Alex Rodriguez was once the highest-paid player in American sports thanks to his golden bat. In a world dominated by controversial superstars like Mark McGwire and Barry Bonds, Rodriguez was viewed by many as the honorable slugger who got things done the right way. His eventual downfall changed things forever, but one place where Rodriguez kept his A-game involved his finances.
Alex Rodriguez’s MLB career
Rodriguez spent 22 years in Major League Baseball, details Baseball-Reference. For most of his career, he was one of the best MLB players. He started with the Seattle Mariners, where he dipped his toes into the league as a teenager in 17 games. The following year, he spent a little more time with Ken Griffey Jr. and company with 48 games.
The 1996 season was Rodriguez’s coming out party, however. In his first year as a full-time member of the Mariners, Rodriguez became one of the brightest young stars in baseball. For the next five years, he took lessons from his Hall of Fame teammate Griffey and became one of the biggest stars in the league.
By 2000, the Golden Glove shortstop was one of the biggest free agents on the market. With the Mariners unwilling to pay top dollar for his service, and he moved to Texas. Rodriguez signed a 10-year deal worth over $275 million with the Texas Rangers.
While he packed his bags three years later, his three-year stint in Texas may have been the best of his career. During the 2002 season, Rodriguez hit 57 home runs and batted in 142 runners. With the Rangers looking to retool, however, they traded him to New York.
In New York, Rodriguez may have been the best player on the team. But Derek Jeter was the face of the franchise, and the unforgiving fans expected a lot. Rodriguez performed nearly as well as he did in Texas, but the franchise wanted more. In 2008, however, everything changed when Rodriguez was implicated in a steroid scandal that tore his reputation to shreds.
A different scandal cost him his 2014 season. Rodriguez won a World Series in 2009, but Rodriguez’s role was growing smaller and smaller. By the time he retired in 2016, he was more of a nuisance than a star. However, despite the tumultuous career he played, Rodriguez made one correct decision.
Rodriguez plays it safe
Professional athletes have a terrible reputation as financially irresponsible individuals.

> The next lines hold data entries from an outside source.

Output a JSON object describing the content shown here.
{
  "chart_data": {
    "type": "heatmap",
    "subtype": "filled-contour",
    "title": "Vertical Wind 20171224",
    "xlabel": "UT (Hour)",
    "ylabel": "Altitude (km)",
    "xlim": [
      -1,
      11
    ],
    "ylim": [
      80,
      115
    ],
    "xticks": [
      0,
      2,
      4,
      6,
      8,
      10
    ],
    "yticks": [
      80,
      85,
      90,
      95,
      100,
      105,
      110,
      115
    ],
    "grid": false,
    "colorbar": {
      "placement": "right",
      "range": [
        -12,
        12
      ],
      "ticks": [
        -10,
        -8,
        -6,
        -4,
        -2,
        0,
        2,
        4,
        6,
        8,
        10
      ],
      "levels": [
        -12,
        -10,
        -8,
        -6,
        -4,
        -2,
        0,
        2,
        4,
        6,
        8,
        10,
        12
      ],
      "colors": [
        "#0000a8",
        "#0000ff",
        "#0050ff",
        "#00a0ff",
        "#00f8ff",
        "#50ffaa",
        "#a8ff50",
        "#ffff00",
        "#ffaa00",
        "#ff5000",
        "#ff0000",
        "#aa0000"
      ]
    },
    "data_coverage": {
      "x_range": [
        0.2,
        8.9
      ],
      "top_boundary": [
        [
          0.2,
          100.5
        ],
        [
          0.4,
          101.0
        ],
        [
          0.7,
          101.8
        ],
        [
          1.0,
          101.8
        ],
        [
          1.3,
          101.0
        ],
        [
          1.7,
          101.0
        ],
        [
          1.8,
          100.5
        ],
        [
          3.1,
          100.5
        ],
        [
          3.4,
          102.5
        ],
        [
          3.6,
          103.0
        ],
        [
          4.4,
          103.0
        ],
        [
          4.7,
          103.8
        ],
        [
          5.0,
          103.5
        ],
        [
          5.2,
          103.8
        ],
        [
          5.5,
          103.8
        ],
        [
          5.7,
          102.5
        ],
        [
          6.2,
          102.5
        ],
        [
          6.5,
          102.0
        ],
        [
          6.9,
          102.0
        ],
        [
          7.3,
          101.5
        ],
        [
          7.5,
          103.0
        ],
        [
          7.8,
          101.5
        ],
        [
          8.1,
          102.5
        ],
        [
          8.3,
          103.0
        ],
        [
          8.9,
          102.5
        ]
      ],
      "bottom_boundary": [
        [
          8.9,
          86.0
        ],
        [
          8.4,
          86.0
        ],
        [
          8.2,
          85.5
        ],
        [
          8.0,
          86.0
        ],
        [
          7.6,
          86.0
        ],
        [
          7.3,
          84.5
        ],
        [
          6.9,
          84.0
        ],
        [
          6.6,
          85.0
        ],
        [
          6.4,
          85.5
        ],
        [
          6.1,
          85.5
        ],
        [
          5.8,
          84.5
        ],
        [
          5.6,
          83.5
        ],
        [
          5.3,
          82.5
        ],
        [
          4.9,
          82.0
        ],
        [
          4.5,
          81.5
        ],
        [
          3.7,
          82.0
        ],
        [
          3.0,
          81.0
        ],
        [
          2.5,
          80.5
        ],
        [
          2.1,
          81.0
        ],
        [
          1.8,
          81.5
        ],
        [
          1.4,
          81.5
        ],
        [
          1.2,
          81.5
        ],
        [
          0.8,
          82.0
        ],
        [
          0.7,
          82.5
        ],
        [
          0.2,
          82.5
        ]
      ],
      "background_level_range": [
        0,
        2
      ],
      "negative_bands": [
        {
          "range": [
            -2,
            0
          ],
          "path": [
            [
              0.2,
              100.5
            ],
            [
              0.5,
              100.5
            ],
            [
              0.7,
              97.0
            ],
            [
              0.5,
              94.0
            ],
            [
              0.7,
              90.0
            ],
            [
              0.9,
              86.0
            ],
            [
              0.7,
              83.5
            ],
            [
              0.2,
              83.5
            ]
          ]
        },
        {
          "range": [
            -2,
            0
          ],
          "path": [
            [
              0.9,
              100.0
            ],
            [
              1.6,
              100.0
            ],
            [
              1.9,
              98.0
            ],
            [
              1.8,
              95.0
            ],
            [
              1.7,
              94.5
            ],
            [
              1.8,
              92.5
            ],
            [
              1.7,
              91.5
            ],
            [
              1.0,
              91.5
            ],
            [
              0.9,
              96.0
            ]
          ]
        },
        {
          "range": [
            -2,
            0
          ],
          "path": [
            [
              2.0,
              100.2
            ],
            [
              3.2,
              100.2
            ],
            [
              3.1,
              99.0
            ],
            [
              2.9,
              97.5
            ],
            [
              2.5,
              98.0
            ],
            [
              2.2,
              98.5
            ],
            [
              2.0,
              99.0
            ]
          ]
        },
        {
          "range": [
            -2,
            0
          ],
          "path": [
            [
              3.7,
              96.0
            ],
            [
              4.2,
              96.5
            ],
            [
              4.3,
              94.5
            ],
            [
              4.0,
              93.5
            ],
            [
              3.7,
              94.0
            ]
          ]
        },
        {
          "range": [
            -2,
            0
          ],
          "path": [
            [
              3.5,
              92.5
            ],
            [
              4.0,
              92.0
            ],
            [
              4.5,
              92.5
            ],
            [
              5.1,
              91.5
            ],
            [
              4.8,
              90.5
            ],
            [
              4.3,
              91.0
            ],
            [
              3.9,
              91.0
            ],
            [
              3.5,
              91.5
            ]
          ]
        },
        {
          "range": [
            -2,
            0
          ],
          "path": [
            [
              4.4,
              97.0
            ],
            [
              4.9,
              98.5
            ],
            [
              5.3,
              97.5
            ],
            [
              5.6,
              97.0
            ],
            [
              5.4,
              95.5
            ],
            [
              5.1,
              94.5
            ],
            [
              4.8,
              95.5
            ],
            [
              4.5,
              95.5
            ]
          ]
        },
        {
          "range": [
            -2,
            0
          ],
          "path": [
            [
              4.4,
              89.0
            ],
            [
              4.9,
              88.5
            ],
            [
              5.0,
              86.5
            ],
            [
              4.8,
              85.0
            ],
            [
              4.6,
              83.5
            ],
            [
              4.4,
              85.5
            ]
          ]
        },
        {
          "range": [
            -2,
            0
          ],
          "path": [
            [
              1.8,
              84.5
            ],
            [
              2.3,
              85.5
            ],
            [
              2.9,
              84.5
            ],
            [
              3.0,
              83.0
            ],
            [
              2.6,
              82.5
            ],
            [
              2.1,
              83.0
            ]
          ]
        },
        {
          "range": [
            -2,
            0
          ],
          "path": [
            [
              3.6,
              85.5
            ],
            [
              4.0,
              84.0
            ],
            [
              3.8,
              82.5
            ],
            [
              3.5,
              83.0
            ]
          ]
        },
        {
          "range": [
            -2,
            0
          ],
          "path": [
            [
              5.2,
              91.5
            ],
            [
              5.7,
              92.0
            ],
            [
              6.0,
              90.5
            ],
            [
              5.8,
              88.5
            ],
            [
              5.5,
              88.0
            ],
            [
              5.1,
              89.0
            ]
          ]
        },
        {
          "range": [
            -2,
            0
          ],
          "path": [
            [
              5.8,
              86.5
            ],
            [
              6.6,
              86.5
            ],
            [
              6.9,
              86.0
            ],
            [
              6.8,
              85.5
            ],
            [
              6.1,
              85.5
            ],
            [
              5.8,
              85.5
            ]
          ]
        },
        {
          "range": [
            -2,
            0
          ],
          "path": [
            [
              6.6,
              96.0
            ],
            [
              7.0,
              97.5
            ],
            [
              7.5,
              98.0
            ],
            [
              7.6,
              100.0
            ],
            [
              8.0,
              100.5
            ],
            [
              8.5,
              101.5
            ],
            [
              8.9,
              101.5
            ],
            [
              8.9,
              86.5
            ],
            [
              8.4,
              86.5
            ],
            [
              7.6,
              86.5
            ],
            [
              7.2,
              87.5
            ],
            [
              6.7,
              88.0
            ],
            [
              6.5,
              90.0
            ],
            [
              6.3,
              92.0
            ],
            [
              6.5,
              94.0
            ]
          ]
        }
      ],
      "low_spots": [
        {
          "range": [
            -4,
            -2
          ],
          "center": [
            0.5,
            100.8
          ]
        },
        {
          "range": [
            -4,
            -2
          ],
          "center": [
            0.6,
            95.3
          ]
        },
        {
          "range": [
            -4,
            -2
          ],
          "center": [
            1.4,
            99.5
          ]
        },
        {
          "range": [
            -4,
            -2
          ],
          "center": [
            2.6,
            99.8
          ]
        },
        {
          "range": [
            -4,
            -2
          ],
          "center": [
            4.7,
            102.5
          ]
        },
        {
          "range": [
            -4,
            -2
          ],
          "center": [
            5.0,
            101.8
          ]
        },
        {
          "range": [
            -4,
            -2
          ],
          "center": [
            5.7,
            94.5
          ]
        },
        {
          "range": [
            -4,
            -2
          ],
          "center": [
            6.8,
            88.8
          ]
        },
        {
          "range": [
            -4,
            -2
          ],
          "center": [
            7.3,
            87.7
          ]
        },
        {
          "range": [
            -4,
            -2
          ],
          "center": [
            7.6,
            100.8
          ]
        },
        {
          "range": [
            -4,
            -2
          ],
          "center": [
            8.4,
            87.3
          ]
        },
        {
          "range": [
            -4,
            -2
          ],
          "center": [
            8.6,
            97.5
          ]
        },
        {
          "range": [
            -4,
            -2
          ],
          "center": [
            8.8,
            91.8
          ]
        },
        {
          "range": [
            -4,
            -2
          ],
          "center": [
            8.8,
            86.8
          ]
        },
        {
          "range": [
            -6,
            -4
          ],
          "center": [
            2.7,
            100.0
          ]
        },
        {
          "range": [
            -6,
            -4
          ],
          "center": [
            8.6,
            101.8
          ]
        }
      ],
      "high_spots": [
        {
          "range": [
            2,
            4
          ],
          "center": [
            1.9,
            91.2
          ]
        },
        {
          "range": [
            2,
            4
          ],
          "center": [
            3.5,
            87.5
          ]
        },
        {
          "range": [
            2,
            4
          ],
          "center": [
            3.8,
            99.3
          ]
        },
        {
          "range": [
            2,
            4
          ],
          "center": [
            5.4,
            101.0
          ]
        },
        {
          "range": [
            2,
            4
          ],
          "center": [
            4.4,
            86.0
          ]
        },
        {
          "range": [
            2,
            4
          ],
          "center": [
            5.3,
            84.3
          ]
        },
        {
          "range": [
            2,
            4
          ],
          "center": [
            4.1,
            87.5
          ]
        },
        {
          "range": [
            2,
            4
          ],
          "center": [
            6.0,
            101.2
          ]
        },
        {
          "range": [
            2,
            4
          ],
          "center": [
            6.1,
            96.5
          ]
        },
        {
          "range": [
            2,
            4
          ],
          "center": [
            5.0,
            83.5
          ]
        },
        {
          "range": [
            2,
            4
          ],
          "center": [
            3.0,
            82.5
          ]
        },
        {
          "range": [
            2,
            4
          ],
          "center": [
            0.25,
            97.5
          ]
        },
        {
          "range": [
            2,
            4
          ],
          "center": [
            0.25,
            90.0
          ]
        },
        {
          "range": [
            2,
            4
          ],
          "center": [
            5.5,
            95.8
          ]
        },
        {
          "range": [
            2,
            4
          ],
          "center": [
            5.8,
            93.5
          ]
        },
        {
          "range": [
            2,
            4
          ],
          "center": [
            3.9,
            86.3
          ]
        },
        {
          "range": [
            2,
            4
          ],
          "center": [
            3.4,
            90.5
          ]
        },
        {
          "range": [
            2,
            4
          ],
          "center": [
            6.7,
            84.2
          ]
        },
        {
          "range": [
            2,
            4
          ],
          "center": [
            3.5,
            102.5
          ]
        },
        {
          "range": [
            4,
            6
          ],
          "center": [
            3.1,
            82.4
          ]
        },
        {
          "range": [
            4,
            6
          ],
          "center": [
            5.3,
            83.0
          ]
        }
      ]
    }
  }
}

From the lower-end players who do not make headlines to some of the world’s biggest superstars of their sports, several players have faced financial ruin after forgetting that their careers were finite, but bills continued after their retirement.
Despite earning almost a half-billion dollars, Rodriguez wanted to make sure his future was as lucrative as his past. This self-proclaimed fear was what drove him. He began his investment career with A-Rod Corp. Investor.
From investments in real estate to several products, Rodriguez built an investment empire that is bringing in the big bucks to this day. Now, his company employs more than 500 like-minded people who want to make some money while changing the world. Rodriguez wants this to be a part of his legacy with everything he did on a baseball diamond.
“When people think about my career, they think about the championships, the RBIs, the home runs, but what they don’t realize is that I’m fifth all-time in striking out, so that means I have a Ph.D. in failing,” Rodriguez, told Hispanic Network Magazine. “But I also have a master’s in getting back up, and that’s what America is all about: getting back up, not getting defined by your mistakes. That’s what I try to push and encourage.”
Rodriguez treats every investment as an opportunity for growth and change, according to Forbes. He meticulously vets every opportunity to ensure that it is suitable for him and his co-investors. Now, he is looking bigger. He recently made headlines thanks to his failed attempt at buying the Mets. While that fell through, it showed that Rodriguez is looking past the investments that make him millions and looking even bigger.
Time will tell if that dream becomes reality, but aside from the scandals and the missteps on the field, Rodriguez has a lot to teach the next generation about financial responsibility.